Happy Easter! As the quarantine continues, I won’t have the usual things to present in the blog here because I haven’t really had a chance to record things. The churches that I currently have access are (mostly) closed and with the end of the semester looming I’m not sure I will have a chance to finish recording Sonata No. 1 for a bit. But never avail, I have a few recordings to get through for the time being.
While I have labeled this as “chamber,” it is really full symphony. As a part of my DMA studies I was required to write a large scale work and this is the result of a lot of revisions. A LOT of revisions. I think I put in the video that I worked on the piece from 2015 to 2019 and it may be more accurate to say 2013 to 2019. When I was first accepted into WVU’s DMA composition program, I began work on Paschal, which started off as a single movement, 20 minute work. It was very tonal, very inspired by Messiaen in many ways, and it was generally conservative.

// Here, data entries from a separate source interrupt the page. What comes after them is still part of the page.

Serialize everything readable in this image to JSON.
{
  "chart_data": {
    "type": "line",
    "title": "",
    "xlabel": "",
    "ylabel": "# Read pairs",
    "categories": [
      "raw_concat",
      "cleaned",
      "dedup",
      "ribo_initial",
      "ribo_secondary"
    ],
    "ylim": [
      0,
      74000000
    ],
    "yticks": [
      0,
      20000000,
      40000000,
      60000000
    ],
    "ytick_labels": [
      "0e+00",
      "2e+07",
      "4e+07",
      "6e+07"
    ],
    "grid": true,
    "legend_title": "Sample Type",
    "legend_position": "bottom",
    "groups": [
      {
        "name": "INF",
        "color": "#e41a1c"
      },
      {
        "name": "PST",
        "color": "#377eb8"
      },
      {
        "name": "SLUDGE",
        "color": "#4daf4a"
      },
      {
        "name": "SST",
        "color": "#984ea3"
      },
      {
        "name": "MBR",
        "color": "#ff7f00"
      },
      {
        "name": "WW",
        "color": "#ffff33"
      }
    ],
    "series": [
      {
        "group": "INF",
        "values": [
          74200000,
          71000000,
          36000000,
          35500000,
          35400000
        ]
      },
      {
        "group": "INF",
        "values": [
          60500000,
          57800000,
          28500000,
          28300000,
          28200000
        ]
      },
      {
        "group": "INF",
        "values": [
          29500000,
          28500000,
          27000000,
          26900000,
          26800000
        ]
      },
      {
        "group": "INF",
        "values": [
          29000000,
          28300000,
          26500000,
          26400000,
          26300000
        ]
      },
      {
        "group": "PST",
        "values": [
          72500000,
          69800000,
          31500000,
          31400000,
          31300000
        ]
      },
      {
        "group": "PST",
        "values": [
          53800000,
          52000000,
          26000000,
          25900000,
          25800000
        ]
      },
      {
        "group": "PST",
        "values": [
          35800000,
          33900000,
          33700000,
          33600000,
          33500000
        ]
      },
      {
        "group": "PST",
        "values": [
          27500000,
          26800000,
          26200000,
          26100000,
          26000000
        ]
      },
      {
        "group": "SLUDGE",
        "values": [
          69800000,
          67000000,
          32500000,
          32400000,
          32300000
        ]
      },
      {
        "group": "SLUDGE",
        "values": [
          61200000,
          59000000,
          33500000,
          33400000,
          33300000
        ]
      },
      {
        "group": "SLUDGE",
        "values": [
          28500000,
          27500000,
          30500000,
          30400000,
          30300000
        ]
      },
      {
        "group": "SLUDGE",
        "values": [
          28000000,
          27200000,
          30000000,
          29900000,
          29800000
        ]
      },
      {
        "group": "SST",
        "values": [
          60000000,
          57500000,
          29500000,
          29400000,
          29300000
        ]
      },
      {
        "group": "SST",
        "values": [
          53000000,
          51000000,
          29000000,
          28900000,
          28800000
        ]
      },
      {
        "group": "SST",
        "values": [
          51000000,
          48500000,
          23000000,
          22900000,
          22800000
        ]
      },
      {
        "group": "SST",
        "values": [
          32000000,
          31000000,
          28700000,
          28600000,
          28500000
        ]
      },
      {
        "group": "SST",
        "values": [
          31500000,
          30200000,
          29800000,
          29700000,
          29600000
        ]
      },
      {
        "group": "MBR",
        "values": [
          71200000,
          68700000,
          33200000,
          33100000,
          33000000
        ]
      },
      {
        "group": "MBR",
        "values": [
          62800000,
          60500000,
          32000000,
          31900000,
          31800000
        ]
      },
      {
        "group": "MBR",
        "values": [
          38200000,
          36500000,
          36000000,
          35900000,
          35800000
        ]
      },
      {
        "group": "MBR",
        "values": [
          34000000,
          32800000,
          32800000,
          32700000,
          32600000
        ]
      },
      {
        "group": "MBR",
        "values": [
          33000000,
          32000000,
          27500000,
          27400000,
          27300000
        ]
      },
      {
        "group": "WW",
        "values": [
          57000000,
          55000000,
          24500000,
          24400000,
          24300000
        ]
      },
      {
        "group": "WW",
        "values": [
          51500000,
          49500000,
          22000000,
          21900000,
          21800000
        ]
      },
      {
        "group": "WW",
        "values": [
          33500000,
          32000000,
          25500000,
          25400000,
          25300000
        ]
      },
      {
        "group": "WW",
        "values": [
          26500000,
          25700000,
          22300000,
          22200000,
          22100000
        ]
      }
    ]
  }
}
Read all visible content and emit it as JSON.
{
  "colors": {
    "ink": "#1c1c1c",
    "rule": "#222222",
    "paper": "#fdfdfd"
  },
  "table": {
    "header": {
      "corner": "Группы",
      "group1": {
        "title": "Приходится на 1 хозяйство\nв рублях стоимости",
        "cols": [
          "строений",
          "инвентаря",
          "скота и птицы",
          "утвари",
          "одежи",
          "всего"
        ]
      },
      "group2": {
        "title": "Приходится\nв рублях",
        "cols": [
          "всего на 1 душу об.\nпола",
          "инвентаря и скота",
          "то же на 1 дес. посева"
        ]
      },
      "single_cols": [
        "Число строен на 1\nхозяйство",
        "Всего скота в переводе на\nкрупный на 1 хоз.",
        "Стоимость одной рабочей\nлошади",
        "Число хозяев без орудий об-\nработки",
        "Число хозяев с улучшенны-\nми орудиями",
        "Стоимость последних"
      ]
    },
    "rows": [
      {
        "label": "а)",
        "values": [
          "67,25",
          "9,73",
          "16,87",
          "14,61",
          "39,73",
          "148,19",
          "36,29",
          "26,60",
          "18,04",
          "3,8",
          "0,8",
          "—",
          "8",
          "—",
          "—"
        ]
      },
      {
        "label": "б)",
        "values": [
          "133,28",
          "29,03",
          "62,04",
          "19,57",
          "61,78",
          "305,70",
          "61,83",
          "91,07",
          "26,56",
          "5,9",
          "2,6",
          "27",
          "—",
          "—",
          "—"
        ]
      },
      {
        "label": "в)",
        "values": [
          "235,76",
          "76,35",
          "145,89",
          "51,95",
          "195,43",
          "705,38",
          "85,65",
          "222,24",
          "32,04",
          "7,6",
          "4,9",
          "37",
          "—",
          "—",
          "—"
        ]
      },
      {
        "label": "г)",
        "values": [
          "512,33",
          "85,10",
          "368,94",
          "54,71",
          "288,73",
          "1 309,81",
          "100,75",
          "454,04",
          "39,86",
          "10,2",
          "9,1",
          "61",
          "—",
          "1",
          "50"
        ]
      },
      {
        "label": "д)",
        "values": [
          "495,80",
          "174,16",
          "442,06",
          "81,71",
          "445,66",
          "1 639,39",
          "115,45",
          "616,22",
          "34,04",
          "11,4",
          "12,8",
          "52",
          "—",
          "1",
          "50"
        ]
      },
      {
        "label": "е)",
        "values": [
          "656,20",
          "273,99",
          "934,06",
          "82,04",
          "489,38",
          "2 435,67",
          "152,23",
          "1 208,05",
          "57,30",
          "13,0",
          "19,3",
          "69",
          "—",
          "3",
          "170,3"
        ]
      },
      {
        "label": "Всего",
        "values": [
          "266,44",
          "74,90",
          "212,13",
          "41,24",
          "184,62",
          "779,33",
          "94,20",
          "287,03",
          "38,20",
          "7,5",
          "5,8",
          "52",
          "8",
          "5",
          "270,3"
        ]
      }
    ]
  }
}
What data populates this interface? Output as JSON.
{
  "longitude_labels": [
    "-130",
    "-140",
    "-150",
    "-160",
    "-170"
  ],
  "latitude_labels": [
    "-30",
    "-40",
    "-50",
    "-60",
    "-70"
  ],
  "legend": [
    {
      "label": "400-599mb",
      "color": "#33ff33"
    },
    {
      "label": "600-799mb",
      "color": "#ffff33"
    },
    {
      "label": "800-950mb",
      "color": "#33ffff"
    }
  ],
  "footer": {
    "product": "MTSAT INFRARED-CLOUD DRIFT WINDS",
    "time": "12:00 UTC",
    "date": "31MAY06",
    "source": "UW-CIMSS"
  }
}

Well, that was then and what the piece has morphed into is a three movement work totaling about 15 minutes. The entire piece uses the chants found for the Easter morning Mass, but that is merely for precompositional purposes. Mostly, I used the term Paschal in the sense that it is about spring. Growing up in Alaska, Spring was an explosive time, usually about two to three weeks where everything buds and grows. And this first movement is that moment early in the morning when the condensation has gathered and that image guided the creation of Ros in lucem.